N’ayons pas peur du désir, du corps et de nos penchants naturels, du sexe et de notre insatiable monde imaginaire qui déploie tout un horizon de fantasmes sur l’écran de notre conscience.

Dieu nous a fait désirant et pétris de désir. Il nous a fait sexués et tendus vers la rencontre, y compris charnelle, avec l’autre. Acceptons ce don non comme une tare honteuse ou une contingence ordinaire à dépasser, mais comme une voie d’accomplissement.

Simplement, ne nous trompons pas de cible !

Il ne s’agit pas d’évacuer le sexe ou de nous extraire de la chair pour mieux se rapprocher de Dieu. Il nous faut au contraire traverser cette dimension de notre incarnation, sans la craindre, sans la surévaluer, et sans s’y fixer. car nous sommes appelés vers un ailleurs. Mais seulement au terme d’un voyage qui nous fait emprunter des « transports » bien charnels.

Sauter cette étape, c’est assurément se tromper de trajectoire et donc aussi manquer sa cible finale.

Cela ne veut pas dire qu’il faille se jeter dans le sexe a à corps perdu. Mais simplement accepter de le vivre pleinement, d’en jouir sans pudeur comme notre nature nous y pousse. Et selon nos propres désirs, selon notre nature propre, laquelle nous pousse plutôt vers les êtres du même sexe ou ceux du sexe opposé.

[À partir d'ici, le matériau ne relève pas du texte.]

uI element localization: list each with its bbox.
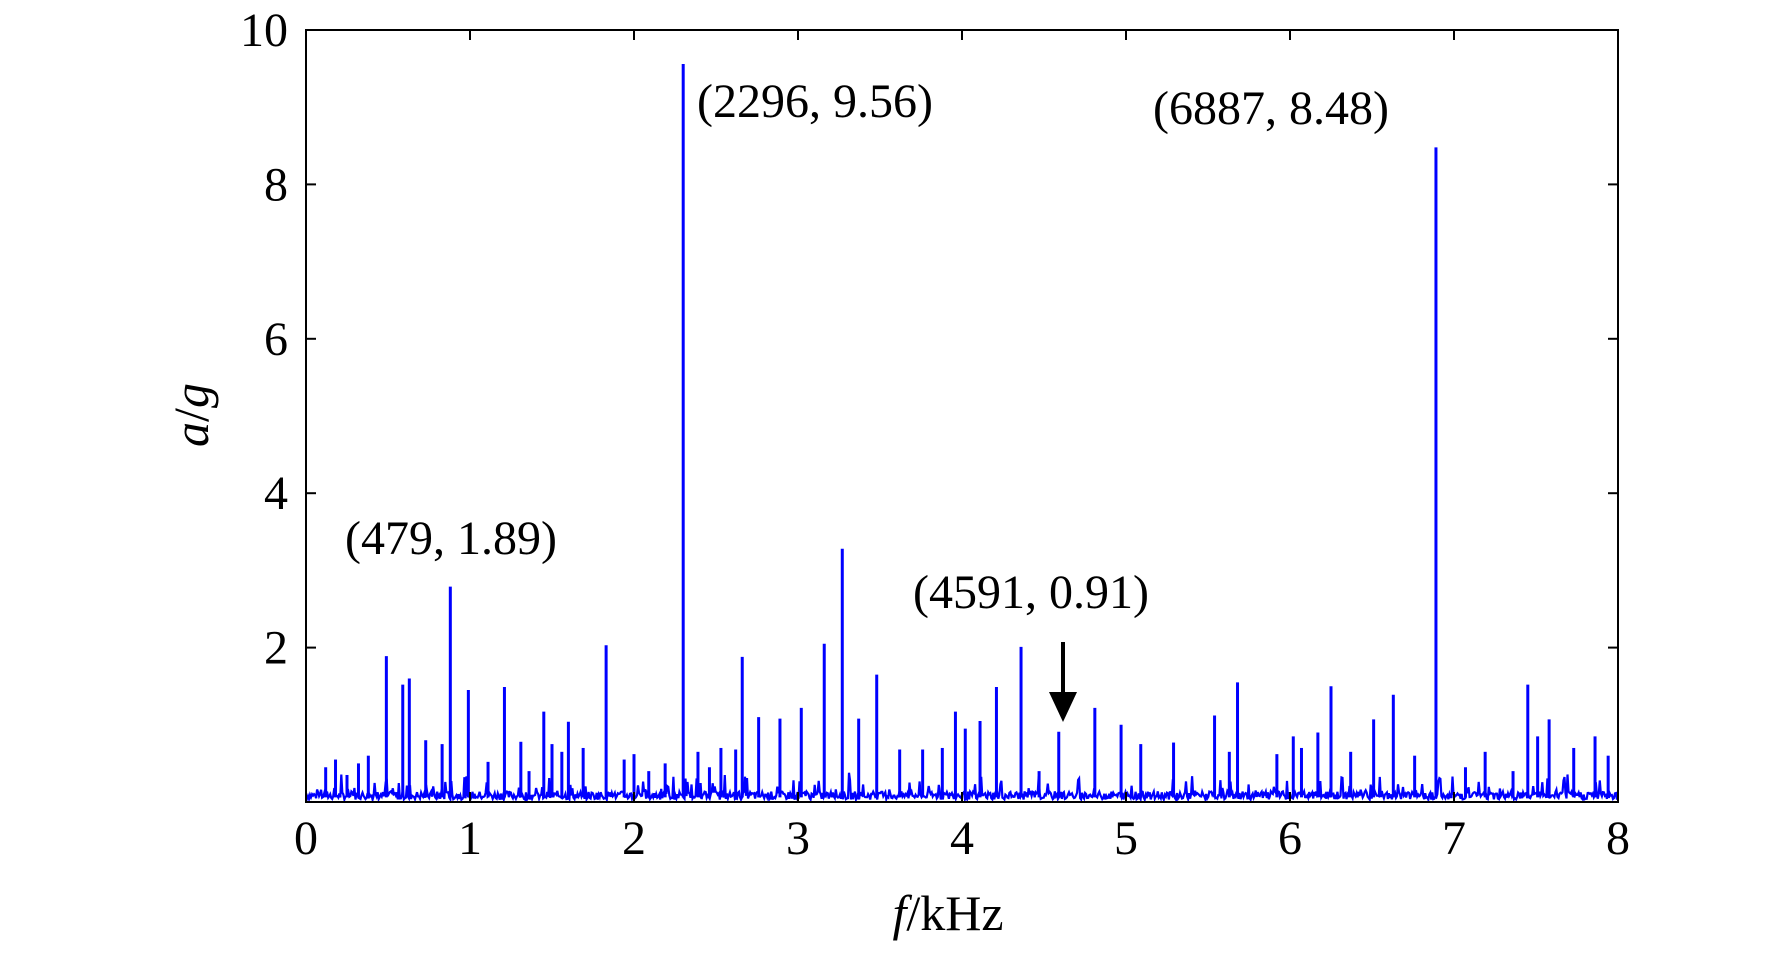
annotation-4591: (4591, 0.91) bbox=[913, 566, 1149, 619]
x-tick-label: 2 bbox=[622, 812, 646, 865]
x-tick-label: 7 bbox=[1442, 812, 1466, 865]
y-tick-label: 2 bbox=[264, 622, 288, 675]
x-tick-label: 5 bbox=[1114, 812, 1138, 865]
annotation-6887: (6887, 8.48) bbox=[1153, 82, 1389, 135]
plot-frame bbox=[305, 29, 1619, 803]
spectrum-peaks bbox=[324, 63, 1610, 798]
x-tick-label: 1 bbox=[458, 812, 482, 865]
annotation-2296: (2296, 9.56) bbox=[697, 75, 933, 128]
y-tick-label: 4 bbox=[264, 467, 288, 520]
y-tick-label: 8 bbox=[264, 158, 288, 211]
x-tick-label: 6 bbox=[1278, 812, 1302, 865]
axis-ticks: 0 1 2 3 4 5 6 7 8 2 4 6 8 10 bbox=[240, 4, 1630, 865]
x-tick-label: 3 bbox=[786, 812, 810, 865]
y-tick-label: 6 bbox=[264, 313, 288, 366]
y-axis-label: a/g bbox=[163, 383, 219, 447]
x-tick-label: 4 bbox=[950, 812, 974, 865]
y-tick-label: 10 bbox=[240, 4, 288, 57]
x-tick-label: 0 bbox=[294, 812, 318, 865]
x-tick-label: 8 bbox=[1606, 812, 1630, 865]
annotation-479: (479, 1.89) bbox=[345, 512, 557, 565]
x-axis-label: f/kHz bbox=[892, 885, 1003, 941]
arrow-4591 bbox=[1049, 642, 1077, 722]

Le moteur central de toute guérison thérapeutique, qu’elle soit physique, psychologique ou spirituelle, c’est de réconcilier l’être avec lui-même, de sortir du mensonge et des assignations extérieures, de retrouver du désir et de renouer avec son propre désir. Afin d’être mu par son élan intérieur. Et non des priorités faussement dictées par l’extérieur.

Soyons donc vrais et entiers. Et laissons-nous ravir vers cet horizon lumineux qui nous est promis. Et pour lequel notre nature n’est pas un obstacle ni prison, mais un temple à redécouvrir, bénir et habiter.